眉頭緩緩舒展開來,皇上點頭道:「你説得有理,不過,朕還是要好好賞你,你要什麼?」
頓了一下,他斗膽的説:「臣弟什麼都不缺,若是皇上非要賞臣弟不可,就讓臣弟有生之年可以見到皇上成為聖明君主,締創百年盛世。」
有生之年?這是要朕保他的一生嗎?三弟太聰明瞭,可是,為何他不能再笨一點?笨一點,朕就不用如此防備、如此不安,生怕他哪天突然起了異心,成了朕的惡夢,不管怎麼説,他們是最親的手足,朕也很想保他善終啊!
眉一揚,祥麟似笑非笑的道:「三弟真是貪心。」
「皇上恕罪。」
「不怪你,朕自個兒説要賞你,不過,朕本來就應該當聖明君主,這怎麼可以算是賞賜?這樣子好了,這事先記着,等你想清楚要什麼,你再告訴朕。」
「謝皇上恩典。」
沉吟了半晌,皇上一副拿不定主意的問:「三弟,朕仔細想過你説的話,你説得一點也沒錯,五弟孩子心性,腦子只想着玩,是非對錯分不清楚,朕若是早一點幫他挑個賢妻,你覺得如何?」
「這是個好主意,有個賢妻在一旁督導他,他驕縱的性子自然會慢慢收斂,等子嗣呱呱落地,他就會更沉穩懂事。」
「朕也是這麼想,可是,若是朕想將蘭兒指給五弟,你意下如何?」
經過飛天的提醒,他早就做好心理準備,可是千算萬算,怎麼也沒想到六弟會出這種主意。
「無論皇上想作主將蘭兒許給誰,臣弟都無話可説,臣弟一心一意希望蘭兒幸福,相信皇上也是一樣的心情。」
「蘭兒就像朕的妹妹一樣,朕當然希望她幸福,五弟深愛蘭兒,也向朕發下重誓,他一定會給蘭兒幸福。」
「這事但憑皇上作主。」
「不過朕知道,蘭兒是太后為你訂下的媳婦兒,所以朕想知道你的意思。」皇上的眼神轉為鋭利,默默的打量玄禎臉上的表情,不過,他什麼也看不出來。

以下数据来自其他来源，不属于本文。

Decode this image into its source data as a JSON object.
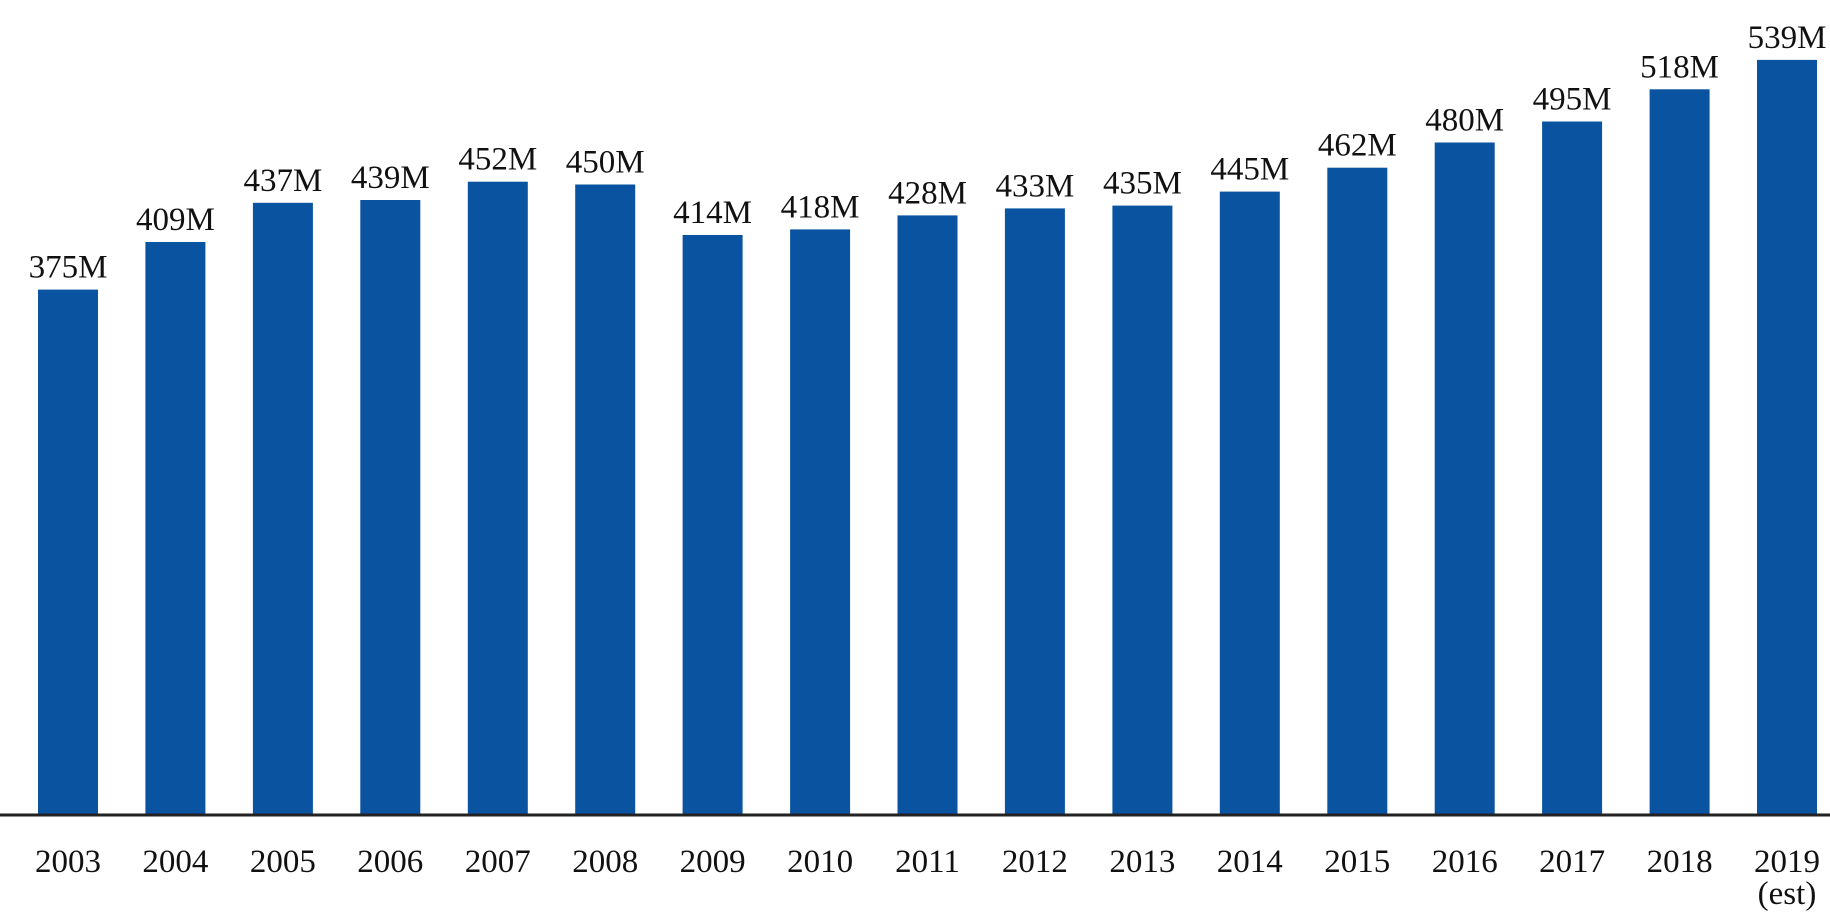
{
  "chart_data": {
    "type": "bar",
    "title": "",
    "xlabel": "",
    "ylabel": "",
    "ylim": [
      0,
      560
    ],
    "grid": false,
    "legend": "none",
    "bar_color": "#0a53a0",
    "axis_color": "#222222",
    "categories": [
      "2003",
      "2004",
      "2005",
      "2006",
      "2007",
      "2008",
      "2009",
      "2010",
      "2011",
      "2012",
      "2013",
      "2014",
      "2015",
      "2016",
      "2017",
      "2018",
      "2019"
    ],
    "category_sublabels": [
      "",
      "",
      "",
      "",
      "",
      "",
      "",
      "",
      "",
      "",
      "",
      "",
      "",
      "",
      "",
      "",
      "(est)"
    ],
    "values": [
      375,
      409,
      437,
      439,
      452,
      450,
      414,
      418,
      428,
      433,
      435,
      445,
      462,
      480,
      495,
      518,
      539
    ],
    "data_labels": [
      "375M",
      "409M",
      "437M",
      "439M",
      "452M",
      "450M",
      "414M",
      "418M",
      "428M",
      "433M",
      "435M",
      "445M",
      "462M",
      "480M",
      "495M",
      "518M",
      "539M"
    ]
  }
}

「太后相信臣弟會照顧她最疼愛的蘭兒,因此希望蘭兒可以嫁給臣弟,可是,五弟若能夠做得比臣弟更好,蘭兒嫁給五弟也是她的福氣。」
「太好了,三弟跟朕的想法一樣,那朕就放心了。」手一擺,皇上疲倦的揉了揉太陽穴,「朕乏了,你先退下唄!」
玄禎恭恭敬敬的作揖行禮告退,即使最後一刻他也不敢鬆懈。
這種心情很矛盾,這一次,他竟然感謝皇上對他使心眼。
很早以前,他就知道自個兒要娶蘭兒為妻,他疼愛她、呵護她,可是,他就是無法對她產生男女之情,也許是她總像個長不大的妹子。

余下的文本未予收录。